Approximately 90% of all cancer deaths occur because of the secondary tumours that result from metastases that have travelled via lymphatics. Early detection of signs of metastasis in lymph nodes (LNs) is of crucial importance for patient management and prognosis. Currently there is no effective non-invasive imaging technologies for this purpose, due to limitations of image resolution and/or contrast and accessibility of the existing modalities including MRI and CT. Clinically the lack of such non-invasive staging capability often causes sub-optimal treatment (over or under treatment) and cause patient suffering and significant waste of resources.
To give an example, at present patients with breast cancer are advised to have some or all of their lymph nodes (LN) removed from the armpit together with the cancer in the breast. This is because cancer cells can spread through tissue fluid channels (lymphatics) and these channels then pass through LN where the cancer cells can cluster and grow.
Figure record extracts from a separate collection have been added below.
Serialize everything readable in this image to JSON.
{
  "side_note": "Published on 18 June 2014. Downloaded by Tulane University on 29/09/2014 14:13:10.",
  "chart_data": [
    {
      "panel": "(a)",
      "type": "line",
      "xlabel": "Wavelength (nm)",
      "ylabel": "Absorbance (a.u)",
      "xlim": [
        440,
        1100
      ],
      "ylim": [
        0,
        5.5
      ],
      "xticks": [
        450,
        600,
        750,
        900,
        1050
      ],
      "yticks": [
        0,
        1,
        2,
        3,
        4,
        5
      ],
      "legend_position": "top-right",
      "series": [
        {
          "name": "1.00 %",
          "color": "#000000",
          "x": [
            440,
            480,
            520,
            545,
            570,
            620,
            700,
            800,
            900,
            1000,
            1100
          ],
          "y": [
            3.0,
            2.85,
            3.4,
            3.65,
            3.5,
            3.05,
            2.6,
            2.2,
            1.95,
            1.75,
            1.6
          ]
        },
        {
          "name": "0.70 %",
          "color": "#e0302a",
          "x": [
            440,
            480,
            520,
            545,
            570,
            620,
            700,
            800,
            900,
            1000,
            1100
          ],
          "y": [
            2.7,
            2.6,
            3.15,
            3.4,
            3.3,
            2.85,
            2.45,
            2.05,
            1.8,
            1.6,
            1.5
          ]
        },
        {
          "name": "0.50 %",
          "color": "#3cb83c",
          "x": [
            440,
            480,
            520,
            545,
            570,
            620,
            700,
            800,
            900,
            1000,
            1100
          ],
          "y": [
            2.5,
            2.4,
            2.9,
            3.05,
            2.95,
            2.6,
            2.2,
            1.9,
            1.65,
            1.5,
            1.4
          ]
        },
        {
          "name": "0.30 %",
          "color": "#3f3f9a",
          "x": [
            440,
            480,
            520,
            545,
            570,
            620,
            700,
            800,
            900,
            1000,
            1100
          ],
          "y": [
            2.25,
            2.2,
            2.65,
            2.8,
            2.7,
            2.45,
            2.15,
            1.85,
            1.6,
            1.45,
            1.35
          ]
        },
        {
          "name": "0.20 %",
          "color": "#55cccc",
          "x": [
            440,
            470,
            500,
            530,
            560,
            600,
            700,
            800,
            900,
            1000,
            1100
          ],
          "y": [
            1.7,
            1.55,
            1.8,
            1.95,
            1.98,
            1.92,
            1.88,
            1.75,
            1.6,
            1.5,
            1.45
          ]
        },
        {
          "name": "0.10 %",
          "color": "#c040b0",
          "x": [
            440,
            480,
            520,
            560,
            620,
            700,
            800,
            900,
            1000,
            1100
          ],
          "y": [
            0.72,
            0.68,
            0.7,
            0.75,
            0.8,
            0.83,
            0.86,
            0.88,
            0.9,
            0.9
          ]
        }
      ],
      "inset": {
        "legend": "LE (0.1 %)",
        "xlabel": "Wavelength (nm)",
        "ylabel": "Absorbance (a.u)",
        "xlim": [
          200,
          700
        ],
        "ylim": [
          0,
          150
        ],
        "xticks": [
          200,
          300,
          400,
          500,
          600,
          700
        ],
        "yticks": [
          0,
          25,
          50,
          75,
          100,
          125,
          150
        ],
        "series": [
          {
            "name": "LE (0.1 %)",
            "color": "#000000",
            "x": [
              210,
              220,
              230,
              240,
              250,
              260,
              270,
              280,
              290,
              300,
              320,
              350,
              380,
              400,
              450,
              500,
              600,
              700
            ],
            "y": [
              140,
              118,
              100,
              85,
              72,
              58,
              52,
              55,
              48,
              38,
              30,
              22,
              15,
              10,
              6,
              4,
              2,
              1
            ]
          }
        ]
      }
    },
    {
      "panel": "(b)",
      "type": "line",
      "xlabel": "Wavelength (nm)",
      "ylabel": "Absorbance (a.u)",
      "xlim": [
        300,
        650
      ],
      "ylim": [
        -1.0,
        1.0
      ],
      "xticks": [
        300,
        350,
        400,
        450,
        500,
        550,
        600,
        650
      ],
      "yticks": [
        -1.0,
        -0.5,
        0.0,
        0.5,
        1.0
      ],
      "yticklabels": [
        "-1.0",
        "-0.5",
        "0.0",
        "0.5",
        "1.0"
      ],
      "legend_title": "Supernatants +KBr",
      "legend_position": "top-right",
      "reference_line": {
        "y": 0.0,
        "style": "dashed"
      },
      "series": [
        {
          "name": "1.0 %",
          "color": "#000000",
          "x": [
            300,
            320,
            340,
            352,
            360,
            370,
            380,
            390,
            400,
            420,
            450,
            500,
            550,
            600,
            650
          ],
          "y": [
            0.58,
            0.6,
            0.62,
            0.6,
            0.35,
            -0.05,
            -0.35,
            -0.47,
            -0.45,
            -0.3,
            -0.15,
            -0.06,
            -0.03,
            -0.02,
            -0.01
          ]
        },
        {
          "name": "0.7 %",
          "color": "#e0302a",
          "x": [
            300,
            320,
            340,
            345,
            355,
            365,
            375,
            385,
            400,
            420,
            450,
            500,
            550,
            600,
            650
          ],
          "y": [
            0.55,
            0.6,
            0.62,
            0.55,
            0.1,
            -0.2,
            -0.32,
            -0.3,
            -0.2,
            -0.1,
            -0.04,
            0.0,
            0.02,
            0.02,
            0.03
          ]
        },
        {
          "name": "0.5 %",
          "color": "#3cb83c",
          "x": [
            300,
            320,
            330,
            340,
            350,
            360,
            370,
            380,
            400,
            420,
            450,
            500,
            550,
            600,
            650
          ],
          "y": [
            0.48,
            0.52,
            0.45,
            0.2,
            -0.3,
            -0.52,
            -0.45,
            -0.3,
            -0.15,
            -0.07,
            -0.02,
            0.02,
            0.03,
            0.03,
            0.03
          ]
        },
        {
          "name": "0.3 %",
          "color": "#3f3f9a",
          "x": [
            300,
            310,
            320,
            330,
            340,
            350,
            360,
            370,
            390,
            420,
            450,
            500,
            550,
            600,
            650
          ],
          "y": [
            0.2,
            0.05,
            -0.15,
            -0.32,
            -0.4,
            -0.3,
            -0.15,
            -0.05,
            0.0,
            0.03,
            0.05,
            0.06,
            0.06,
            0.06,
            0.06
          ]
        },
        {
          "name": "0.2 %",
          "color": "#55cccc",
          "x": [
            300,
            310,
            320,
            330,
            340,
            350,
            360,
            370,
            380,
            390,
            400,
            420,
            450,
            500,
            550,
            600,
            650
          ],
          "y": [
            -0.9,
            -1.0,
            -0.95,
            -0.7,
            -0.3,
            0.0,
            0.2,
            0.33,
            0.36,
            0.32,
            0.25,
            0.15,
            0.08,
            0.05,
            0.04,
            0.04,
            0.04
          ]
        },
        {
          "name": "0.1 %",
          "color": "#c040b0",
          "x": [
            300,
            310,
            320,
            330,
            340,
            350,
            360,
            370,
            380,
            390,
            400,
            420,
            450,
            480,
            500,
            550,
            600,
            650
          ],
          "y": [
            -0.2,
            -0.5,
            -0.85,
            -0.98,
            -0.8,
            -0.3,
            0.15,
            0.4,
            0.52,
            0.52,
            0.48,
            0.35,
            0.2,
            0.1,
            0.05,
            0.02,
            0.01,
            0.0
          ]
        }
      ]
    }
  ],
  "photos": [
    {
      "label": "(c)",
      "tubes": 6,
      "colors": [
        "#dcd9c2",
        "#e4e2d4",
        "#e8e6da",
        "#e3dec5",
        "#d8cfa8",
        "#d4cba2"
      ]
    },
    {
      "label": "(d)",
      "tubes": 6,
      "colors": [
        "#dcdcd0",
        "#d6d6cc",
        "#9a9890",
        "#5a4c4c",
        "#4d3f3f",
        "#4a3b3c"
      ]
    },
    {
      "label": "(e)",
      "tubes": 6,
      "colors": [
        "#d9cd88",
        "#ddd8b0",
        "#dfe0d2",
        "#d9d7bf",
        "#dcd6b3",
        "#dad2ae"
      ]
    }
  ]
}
However in countries like the UK, around 70% of patients with early breast cancer will not have cancer deposits in their LN. Due to the lack of an effective imaging tool to non-invasively inspect LNs, many patients are subjected to an expensive surgical procedure that does not benefit them and may lead to long-term problems such as lymphoedema (arm swelling).
The challenges for imaging such LNs with existing imaging modalities are 1) LNs are small – typically less than 1cm in diameter; 2) LNs can be located at depths of up to several cm. 3) LNs have dual circulation systems, blood flow and lymph flow, where lymph flow is very slow and hard to detect/image. 4) metastasis as small as a few mms is still clinically significant and requires 3D high resolution and sensitivity imaging currently not achievable.
This project aims to develop imaging techniques to address this unmet clinical need, by taking advantage of four recent advances. Firstly ultrafast ultrasound, with up to tens of thousands of imaging frames per second, enables significant improvement in the information content of the acquisition and up to an order of magnitude improvement in signal to noise ratio. Secondly microbubble contrast agents increase the sensitivity of ultrasound in detecting blood flow by up to two orders of magnitude, and provide highly visible individual scatters. Thirdly, super-resolution ultrasound, detecting and localising moving individual microbubbles in e.g. blood vessels, can achieve a spatial resolution of down to 20 microns at centimetre depths in vivo. Finally, new ultrasound transducer technologies have made it possible to achieve fast 3D image acquisition.
We hypothesise that by taking advantage of these technological advances and being able to generate super-resolution images at multi-centimetre depth with both blood and lymph flow information in 3D, it is feasible to non-invasively detect lymph node metastasis in vivo.